HTTPAdapter with SSLContext specified does not use SSLContext's ca_certs on Windows

[matthchr]

My objective was to get requests to use the Windows certificate store rather than the certifi bundle. Maybe this just isn't supported.

I know there is some complexity and has been some debate about how supplying an SSLContext was supposed to work in requests (see #2118). But according to that issue, TransportAdapters (i.e. HTTPAdapter) is the recommended way to provide an SSLContext.

Expected Result

The SSL Context provided would pass its ca_certs along to requests and authentication with a remote endpoint would work.

Actual Result

It didn't work, instead there is a failure looking up the certificate bundle (which I've neglected to deploy alongside my application, so it's not there).

The callstack ends up here:

File "venv\lib\site-packages\requests\adapters.py", line 228, in cert_verify
    "invalid path: {}".format(cert_loc))

Reproduction Steps

import requests
import requests.adapters

# adapted from https://stackoverflow.com/questions/42981429/ssl-failure-on-windows-using-python-requests/50215614
class SSLContextAdapter(requests.adapters.HTTPAdapter):
    def init_poolmanager(self, *args, **kwargs):
        context = ssl.create_default_context()

        kwargs['ssl_context'] = context
        return super(SSLContextAdapter, self).init_poolmanager(*args, **kwargs)

s = requests.Session()
s.mount('https://www.google.com', SSLContextAdapter())
result = s.get('https://www.google.com')

Additionally (as a hack to emulate my enviornment), go rename venv\Lib\site-packages\certifi\cacert.pem

System Information

$ python -m requests.help

{
  "chardet": {
    "version": "3.0.4"
  },
  "cryptography": {
    "version": ""
  },
  "idna": {
    "version": "2.8"
  },
  "implementation": {
    "name": "CPython",
    "version": "3.7.4"
  },
  "platform": {
    "release": "10",
    "system": "Windows"
  },
  "pyOpenSSL": {
    "openssl_version": "",
    "version": null
  },
  "requests": {
    "version": "2.22.0"
  },
  "system_ssl": {
    "version": "1010103f"
  },
  "urllib3": {
    "version": "1.25.7"
  },
  "using_pyopenssl": false
}

[gjb1002]

I agree that this should be much more straightforward than it is. There should be a simple way to tell it to use Windows cert store on Windows, or to hook this behaviour in via an adapter.

I spent quite a while figuring out how to do this, and eventually came up with a solution/workaround.

class WindowsCertStoreAdapter(requests.adapters.HTTPAdapter):
    def cert_verify(self, conn, url, verify, cert):
        super(WindowsCertStoreAdapter, self).cert_verify(conn, url, verify, cert)
        # By default Python requests uses the ca_certs from the certifi module
        # But we want to use the certificate store instead.
        # By clearing the ca_certs variable we force it to fall back on that behaviour 
        conn.ca_certs = None

hooked in in the same way as the description above.
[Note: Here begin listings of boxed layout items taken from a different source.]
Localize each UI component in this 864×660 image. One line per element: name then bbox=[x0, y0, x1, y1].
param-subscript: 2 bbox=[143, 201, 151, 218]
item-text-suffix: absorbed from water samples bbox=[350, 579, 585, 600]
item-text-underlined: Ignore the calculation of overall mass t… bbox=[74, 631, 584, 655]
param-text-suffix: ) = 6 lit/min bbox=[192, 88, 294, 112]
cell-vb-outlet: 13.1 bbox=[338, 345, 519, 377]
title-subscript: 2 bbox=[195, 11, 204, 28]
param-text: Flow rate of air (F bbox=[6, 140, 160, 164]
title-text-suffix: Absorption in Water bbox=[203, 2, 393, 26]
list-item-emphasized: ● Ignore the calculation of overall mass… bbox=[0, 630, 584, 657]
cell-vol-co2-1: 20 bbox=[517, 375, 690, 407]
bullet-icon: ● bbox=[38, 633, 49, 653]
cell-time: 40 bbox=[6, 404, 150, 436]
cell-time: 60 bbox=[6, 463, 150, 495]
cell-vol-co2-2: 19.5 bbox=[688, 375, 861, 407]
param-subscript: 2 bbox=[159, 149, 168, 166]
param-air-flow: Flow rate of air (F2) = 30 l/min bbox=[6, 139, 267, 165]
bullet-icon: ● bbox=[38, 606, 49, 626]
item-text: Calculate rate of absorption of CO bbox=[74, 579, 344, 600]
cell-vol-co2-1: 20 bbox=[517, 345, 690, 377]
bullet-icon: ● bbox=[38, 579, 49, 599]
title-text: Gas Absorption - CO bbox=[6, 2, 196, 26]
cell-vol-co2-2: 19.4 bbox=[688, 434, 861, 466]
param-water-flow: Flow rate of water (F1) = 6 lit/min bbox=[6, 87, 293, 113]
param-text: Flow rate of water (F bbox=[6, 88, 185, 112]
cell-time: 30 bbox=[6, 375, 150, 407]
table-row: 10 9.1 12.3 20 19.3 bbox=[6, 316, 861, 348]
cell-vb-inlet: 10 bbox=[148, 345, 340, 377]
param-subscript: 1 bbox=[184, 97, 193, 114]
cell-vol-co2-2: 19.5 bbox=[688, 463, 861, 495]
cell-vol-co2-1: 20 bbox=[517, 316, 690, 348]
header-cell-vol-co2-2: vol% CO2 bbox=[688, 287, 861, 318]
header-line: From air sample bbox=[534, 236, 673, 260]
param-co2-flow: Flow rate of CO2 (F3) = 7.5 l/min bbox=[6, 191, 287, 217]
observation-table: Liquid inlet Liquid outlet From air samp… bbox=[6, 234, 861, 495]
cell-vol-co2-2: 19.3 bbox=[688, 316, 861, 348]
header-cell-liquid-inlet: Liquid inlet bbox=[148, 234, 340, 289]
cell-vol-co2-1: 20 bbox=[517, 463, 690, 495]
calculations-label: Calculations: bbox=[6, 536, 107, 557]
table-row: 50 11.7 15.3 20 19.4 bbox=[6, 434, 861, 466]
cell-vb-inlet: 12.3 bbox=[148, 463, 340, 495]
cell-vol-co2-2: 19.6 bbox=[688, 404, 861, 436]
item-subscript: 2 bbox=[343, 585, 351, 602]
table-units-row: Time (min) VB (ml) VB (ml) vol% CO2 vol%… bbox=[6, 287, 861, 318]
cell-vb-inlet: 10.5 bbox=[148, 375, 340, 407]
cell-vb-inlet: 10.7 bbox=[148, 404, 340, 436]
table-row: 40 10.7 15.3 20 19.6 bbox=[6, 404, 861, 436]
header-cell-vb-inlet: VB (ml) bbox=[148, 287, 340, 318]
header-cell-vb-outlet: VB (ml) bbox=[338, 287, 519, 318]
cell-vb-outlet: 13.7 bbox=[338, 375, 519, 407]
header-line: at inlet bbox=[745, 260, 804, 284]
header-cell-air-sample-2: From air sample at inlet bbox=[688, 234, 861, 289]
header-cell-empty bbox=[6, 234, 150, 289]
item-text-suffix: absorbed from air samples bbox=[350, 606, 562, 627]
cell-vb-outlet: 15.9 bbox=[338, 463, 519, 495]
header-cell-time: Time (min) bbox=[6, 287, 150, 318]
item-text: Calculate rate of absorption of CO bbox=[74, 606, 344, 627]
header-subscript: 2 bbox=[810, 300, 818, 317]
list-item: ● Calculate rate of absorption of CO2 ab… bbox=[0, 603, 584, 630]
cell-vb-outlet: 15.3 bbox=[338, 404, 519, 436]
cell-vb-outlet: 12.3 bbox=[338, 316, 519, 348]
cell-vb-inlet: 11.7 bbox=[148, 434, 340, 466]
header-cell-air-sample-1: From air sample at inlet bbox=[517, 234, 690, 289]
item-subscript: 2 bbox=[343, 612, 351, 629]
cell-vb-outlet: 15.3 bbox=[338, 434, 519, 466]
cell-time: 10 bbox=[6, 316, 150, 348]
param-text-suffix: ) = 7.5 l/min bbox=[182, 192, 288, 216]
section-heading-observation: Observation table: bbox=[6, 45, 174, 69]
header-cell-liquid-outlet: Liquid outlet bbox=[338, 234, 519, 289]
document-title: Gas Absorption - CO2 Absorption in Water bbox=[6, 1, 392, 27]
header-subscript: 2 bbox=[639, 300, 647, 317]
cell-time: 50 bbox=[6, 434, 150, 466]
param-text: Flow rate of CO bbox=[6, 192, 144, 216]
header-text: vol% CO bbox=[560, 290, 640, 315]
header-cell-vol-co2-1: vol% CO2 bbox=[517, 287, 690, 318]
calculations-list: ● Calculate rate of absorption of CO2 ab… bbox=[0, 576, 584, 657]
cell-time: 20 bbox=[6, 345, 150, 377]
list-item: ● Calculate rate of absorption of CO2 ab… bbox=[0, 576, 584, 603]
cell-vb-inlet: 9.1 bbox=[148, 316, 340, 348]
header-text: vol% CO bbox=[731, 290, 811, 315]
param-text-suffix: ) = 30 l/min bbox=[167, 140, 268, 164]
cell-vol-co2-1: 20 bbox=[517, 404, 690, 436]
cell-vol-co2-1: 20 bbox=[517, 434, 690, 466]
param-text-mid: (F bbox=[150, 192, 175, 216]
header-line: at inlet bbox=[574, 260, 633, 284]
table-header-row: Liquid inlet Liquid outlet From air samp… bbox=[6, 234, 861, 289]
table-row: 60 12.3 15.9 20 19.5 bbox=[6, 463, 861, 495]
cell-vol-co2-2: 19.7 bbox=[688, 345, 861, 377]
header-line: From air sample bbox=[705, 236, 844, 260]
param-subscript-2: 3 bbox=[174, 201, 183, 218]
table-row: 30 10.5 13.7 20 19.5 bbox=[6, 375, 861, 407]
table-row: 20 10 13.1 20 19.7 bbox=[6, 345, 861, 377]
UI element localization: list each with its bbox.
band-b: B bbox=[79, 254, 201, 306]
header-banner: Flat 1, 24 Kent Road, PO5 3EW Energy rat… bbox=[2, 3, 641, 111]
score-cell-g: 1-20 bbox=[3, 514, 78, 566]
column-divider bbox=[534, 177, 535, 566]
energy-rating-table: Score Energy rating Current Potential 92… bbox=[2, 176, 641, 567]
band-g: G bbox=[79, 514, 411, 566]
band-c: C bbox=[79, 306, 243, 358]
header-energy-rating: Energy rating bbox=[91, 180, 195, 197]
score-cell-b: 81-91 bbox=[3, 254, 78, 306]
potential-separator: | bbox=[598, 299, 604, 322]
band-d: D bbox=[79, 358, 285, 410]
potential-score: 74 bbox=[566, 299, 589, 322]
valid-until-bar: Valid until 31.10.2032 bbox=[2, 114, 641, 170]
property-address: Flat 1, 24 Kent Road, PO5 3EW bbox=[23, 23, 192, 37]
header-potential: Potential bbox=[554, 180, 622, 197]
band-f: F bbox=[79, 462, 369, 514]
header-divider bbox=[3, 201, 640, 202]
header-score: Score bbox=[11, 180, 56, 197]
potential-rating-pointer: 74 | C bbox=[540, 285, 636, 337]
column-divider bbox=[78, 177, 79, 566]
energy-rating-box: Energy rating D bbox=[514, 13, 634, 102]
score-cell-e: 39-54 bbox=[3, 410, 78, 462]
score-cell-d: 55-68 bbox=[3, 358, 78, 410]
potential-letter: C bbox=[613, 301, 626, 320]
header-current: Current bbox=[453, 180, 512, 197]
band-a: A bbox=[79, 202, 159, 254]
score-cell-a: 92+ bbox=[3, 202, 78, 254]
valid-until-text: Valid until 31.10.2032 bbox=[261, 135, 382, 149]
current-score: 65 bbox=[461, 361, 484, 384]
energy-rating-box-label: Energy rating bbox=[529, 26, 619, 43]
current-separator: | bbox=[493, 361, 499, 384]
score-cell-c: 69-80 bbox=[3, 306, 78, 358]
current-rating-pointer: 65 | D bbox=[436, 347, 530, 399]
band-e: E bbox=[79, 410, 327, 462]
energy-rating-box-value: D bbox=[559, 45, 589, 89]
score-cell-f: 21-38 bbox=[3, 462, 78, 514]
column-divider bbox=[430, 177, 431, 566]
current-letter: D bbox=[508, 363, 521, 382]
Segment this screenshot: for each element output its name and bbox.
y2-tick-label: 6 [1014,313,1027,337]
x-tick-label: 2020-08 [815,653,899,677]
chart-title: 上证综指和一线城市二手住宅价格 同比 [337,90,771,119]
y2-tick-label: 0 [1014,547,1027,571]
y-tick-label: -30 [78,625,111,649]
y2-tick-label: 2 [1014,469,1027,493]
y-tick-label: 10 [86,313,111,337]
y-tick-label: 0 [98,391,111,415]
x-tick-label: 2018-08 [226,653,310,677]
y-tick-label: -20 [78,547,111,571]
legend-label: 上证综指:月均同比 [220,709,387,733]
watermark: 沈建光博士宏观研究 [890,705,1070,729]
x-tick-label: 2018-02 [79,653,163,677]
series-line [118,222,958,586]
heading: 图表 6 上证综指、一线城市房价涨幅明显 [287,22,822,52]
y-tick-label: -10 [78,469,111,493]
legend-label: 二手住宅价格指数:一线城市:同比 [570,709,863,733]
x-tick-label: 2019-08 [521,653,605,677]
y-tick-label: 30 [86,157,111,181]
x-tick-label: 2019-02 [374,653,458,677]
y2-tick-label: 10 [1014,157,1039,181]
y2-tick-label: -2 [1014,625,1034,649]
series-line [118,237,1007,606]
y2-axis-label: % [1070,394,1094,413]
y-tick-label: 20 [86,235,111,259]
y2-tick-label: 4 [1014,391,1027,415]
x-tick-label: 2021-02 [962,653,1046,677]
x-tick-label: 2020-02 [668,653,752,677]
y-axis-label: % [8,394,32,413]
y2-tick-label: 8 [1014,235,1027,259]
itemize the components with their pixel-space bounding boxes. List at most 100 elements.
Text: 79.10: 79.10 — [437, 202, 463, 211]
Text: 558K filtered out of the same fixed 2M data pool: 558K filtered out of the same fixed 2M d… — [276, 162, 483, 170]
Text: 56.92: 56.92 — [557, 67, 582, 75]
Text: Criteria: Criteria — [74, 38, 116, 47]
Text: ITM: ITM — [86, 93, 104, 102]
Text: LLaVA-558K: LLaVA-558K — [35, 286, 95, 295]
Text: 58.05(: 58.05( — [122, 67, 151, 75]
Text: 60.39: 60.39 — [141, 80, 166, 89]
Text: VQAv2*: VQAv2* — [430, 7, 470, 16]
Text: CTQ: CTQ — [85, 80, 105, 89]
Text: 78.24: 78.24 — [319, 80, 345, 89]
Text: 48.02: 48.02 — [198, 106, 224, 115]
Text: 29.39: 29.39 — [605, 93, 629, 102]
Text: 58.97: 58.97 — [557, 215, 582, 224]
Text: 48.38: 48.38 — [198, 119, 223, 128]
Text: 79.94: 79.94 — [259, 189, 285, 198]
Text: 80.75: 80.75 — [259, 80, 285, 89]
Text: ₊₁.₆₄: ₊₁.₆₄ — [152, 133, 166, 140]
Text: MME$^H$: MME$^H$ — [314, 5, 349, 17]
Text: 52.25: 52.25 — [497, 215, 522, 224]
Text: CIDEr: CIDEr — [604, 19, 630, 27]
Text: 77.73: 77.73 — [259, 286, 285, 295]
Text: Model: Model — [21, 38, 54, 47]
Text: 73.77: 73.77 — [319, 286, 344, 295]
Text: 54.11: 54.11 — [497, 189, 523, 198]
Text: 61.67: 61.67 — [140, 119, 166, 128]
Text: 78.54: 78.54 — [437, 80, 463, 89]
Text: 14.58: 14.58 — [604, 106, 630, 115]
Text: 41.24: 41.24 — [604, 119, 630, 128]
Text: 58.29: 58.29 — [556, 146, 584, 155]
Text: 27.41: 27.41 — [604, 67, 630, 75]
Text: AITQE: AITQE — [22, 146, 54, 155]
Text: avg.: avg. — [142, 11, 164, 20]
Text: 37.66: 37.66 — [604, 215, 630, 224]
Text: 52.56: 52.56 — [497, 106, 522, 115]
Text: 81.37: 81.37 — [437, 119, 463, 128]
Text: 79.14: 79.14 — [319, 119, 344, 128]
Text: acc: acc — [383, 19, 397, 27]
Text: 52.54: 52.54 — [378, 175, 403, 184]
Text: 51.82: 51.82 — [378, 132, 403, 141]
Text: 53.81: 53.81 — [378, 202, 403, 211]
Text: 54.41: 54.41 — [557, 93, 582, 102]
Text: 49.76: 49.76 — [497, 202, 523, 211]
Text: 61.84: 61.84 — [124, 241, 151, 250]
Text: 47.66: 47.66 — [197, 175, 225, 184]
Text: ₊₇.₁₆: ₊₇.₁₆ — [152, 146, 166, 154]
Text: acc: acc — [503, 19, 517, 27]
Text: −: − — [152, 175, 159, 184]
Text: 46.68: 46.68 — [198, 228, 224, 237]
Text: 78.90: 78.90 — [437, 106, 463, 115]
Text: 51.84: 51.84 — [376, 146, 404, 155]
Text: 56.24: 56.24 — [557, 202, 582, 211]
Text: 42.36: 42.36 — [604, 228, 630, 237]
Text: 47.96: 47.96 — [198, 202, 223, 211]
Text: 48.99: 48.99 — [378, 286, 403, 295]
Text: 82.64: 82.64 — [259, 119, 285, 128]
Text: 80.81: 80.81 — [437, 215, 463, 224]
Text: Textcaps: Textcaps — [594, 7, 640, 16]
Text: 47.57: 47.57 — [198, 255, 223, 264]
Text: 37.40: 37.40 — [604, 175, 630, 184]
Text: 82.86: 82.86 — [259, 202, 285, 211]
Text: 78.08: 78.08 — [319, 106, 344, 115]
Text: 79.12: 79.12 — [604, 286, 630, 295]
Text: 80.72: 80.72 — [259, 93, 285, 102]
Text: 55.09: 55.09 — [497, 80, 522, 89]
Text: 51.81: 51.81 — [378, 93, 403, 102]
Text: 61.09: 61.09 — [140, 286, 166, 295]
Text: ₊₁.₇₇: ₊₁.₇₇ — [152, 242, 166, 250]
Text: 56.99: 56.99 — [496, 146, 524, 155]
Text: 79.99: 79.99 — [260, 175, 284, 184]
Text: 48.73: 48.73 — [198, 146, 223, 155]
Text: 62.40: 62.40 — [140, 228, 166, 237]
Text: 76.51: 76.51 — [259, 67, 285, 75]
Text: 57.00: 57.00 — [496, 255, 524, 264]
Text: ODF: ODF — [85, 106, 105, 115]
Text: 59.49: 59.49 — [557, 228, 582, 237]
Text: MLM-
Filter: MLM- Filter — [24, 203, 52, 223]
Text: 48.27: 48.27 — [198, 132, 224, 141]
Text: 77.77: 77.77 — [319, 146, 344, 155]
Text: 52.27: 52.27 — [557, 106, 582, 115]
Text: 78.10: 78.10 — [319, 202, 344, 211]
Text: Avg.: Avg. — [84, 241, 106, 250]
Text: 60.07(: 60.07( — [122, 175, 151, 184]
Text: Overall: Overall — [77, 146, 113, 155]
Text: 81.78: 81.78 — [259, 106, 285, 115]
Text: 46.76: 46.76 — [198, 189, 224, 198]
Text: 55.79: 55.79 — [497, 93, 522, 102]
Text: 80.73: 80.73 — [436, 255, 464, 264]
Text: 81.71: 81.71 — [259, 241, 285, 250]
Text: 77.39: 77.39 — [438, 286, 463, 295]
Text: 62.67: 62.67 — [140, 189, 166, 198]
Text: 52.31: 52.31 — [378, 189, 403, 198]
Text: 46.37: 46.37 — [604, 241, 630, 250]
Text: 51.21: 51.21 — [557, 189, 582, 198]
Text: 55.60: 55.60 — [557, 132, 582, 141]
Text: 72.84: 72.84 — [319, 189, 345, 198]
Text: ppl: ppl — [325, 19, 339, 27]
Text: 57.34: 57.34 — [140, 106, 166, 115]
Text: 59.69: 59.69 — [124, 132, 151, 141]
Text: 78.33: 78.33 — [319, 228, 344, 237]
The problem with your code is that it happily loads all the certs from the cert store, but as long as ca_certs is set to point at the certificate bundle, it will load everything from that afterwards, overwriting them. By making sure it's None you keep the windows cert store ones until they're needed. Hope that helps, anyway.

[fedorbirjukov]

pip-system-certs might be of interest for you.

[fedorbirjukov]

@gjb1002, I think the problem with the above code is much simpler. @matthchr just does not load the certificates from the store after creating the context as mentioned on StackOverflow:

context.load_default_certs() # this loads the OS defaults on Windows

[matthchr]

@fedorbirjukov - create_default_context does that automatically, see: https://github.com/python/cpython/blob/477b1b25768945621d466a8b3f0739297a842439/Lib/ssl.py

Moreover the issue is less with the ssl_context and more with the fact that if the certifi bundle is not found requests raises.

I think that @gjb1002's answer will solve this problem, although in my case I just gave in and rewrote our http stack using aiohttp (which does the right thing here and supports cleaner async/await to boot).

[fedorbirjukov]

Now I see. If using this hack, then you should also clear conn.ca_cert_dir = None.

[roelandschoukens]

I have successfully used the solution above before. But it is not available if you use another package that internally uses requests for its HTTP requests. These often have no documented way to access the internal session instance.